With both interest rates and inflation remaining low, this should be supportive of sharemarkets. Meanwhile, low bond yields are creating a more challenging environment for bond investors. It is also particularly hard for investors in cash, given the very low rates of interest available from both term and on-call investments.
Overall, investors appear to be cautiously optimistic about the global recovery. This should be supportive of sharemarkets over bond markets, cyclical stocks over technology stocks, credit sectors over investment grade and government bonds, and emerging markets over developed economies. However, some risks remain, including the possibility of discovering new coronavirus variants which the current vaccines are less effective against and ever-increasing levels of government debt.

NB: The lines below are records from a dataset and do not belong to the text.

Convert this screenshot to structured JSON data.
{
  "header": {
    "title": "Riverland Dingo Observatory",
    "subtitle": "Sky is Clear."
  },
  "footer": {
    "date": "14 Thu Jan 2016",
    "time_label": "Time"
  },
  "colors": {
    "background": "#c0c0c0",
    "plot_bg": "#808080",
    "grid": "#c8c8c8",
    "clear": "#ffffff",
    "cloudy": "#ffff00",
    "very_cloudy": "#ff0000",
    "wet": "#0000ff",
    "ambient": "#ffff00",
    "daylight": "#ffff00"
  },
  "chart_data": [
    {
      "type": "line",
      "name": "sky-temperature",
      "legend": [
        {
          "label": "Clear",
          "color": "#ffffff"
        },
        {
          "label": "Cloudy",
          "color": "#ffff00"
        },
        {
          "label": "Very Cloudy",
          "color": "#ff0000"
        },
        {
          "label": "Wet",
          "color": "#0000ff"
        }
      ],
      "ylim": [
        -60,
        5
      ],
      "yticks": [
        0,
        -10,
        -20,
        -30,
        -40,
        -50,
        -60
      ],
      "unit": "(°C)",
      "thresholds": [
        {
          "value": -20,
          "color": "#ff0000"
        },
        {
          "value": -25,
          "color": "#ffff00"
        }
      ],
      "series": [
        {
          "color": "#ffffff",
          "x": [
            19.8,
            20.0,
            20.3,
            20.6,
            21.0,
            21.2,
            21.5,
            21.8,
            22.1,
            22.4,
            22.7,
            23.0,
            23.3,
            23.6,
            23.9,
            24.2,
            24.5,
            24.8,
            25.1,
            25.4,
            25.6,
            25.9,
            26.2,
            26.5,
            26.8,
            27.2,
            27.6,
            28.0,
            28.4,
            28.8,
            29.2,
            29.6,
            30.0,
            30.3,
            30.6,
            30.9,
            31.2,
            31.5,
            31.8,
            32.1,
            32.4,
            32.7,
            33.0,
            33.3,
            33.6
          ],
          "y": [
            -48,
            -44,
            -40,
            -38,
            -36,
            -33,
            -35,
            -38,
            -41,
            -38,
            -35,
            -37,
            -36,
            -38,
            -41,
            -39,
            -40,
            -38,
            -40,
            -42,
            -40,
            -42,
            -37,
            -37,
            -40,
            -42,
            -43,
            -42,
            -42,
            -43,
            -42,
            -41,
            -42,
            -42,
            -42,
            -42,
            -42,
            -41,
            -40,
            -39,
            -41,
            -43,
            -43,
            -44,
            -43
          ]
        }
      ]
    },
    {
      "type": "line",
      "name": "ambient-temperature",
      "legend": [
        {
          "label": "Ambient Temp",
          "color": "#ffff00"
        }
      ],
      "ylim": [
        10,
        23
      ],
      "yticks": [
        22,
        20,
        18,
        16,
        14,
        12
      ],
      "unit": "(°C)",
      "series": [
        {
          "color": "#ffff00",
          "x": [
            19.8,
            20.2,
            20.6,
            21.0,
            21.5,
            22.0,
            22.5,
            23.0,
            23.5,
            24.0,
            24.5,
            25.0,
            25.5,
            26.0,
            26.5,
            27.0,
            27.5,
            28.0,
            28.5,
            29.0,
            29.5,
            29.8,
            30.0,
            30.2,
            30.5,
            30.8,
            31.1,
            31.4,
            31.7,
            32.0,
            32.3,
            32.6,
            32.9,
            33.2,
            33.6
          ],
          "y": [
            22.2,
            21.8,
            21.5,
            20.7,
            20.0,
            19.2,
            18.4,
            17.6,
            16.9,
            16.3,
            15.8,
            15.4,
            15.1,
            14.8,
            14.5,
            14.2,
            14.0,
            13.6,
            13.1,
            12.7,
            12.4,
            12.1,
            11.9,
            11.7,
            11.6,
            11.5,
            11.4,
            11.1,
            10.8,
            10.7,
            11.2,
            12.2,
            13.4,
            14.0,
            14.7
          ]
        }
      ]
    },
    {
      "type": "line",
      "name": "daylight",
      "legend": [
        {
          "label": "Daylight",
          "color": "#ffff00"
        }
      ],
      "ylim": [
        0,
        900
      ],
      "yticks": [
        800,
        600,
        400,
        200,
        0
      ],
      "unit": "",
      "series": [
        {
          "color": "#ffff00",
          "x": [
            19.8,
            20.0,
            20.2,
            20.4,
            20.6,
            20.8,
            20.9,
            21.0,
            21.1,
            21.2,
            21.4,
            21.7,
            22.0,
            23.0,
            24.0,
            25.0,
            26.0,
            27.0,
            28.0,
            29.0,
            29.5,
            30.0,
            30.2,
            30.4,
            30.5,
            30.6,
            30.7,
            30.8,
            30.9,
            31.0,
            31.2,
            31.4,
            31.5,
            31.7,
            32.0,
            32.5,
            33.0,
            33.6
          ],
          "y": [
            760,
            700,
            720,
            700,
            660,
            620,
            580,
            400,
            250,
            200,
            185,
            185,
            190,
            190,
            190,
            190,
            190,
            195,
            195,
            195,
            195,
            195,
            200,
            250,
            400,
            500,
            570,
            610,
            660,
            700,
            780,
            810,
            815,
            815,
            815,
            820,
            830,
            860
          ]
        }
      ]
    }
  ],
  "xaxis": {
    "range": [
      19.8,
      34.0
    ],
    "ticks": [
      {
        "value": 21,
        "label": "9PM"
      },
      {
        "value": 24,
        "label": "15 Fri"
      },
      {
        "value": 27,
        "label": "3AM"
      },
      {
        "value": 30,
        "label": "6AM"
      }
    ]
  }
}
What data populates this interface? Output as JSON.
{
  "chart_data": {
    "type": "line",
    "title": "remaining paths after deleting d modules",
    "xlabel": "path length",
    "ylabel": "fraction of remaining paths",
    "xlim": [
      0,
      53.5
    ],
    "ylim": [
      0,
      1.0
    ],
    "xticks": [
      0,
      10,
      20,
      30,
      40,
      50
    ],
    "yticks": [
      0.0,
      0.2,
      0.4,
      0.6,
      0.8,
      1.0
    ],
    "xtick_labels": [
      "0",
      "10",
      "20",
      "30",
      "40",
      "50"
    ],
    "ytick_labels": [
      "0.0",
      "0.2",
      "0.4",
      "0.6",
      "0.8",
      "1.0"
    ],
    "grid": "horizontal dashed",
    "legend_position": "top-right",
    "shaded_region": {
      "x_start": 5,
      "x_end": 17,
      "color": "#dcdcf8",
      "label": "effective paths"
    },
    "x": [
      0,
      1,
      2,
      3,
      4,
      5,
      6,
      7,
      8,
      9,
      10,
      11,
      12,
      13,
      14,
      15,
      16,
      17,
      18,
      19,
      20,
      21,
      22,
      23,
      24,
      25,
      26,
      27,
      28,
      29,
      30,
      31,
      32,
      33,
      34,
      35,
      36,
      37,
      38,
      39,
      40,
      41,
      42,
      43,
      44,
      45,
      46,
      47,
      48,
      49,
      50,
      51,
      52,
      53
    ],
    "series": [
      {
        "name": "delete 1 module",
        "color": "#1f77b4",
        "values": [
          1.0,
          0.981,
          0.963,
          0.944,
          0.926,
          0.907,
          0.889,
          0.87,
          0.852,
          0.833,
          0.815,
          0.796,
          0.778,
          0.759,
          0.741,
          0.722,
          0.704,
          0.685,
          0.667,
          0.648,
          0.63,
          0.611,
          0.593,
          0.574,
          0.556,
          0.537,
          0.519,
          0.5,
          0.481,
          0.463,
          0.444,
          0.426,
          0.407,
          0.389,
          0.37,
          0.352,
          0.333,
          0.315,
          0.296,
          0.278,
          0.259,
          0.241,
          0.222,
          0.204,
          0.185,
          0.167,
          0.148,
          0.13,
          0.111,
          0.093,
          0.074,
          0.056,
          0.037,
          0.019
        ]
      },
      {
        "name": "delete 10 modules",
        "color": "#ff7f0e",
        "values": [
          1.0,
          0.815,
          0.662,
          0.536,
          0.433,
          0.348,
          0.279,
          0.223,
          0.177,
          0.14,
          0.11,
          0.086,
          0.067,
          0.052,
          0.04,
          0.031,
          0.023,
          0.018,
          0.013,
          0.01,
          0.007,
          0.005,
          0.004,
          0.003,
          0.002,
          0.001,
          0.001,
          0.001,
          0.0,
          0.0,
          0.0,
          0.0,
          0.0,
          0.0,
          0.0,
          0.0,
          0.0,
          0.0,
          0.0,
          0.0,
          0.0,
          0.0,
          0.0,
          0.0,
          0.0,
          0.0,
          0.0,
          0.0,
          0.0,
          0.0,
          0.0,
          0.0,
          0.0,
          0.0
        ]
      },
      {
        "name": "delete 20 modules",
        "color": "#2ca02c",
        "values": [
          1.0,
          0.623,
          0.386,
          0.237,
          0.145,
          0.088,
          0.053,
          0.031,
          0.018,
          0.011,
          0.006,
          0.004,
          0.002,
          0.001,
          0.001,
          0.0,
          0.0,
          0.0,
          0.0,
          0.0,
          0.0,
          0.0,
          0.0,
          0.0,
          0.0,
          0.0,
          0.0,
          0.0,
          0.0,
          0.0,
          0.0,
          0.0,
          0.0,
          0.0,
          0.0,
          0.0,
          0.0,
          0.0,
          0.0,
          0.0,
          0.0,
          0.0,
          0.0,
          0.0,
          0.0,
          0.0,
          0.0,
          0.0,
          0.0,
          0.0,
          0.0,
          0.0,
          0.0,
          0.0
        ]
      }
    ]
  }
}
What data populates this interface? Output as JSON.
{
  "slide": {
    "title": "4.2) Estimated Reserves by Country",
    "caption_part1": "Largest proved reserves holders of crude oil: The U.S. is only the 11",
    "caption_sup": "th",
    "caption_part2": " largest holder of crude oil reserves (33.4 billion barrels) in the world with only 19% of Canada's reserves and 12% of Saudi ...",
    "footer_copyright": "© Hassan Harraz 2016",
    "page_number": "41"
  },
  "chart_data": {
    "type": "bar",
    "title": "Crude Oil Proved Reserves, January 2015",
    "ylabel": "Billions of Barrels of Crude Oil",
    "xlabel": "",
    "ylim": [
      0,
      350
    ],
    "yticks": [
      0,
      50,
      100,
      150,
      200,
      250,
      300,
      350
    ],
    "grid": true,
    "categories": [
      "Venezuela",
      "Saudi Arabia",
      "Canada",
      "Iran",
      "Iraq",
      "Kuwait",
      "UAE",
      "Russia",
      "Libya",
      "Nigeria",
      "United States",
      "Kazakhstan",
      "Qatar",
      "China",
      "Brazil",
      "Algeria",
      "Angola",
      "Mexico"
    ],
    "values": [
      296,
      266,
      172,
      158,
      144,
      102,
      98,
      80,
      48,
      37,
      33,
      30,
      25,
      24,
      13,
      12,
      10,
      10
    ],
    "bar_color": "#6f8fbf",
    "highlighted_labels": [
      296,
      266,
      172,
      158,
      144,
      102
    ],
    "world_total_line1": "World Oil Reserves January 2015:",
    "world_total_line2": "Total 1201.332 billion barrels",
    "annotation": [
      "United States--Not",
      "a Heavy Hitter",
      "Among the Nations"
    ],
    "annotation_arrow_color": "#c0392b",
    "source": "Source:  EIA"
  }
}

The information in this article is provided for general purposes only, and is a summary based on selective information which may not be complete for your purpose. To the extent that any information or recommendations in this article constitute financial advice, they do not take into account your financial situation or goals and is not intended as personalised financial advice. While BNZ has made every effort to ensure that the information provided is accurate, you should not rely on this information to make any financial decision without first having sought advice specific to your circumstances from an authorised financial adviser. Neither BNZ nor any person involved in this article accepts any liability for any loss or damage whatsoever which may directly or indirectly result from this article.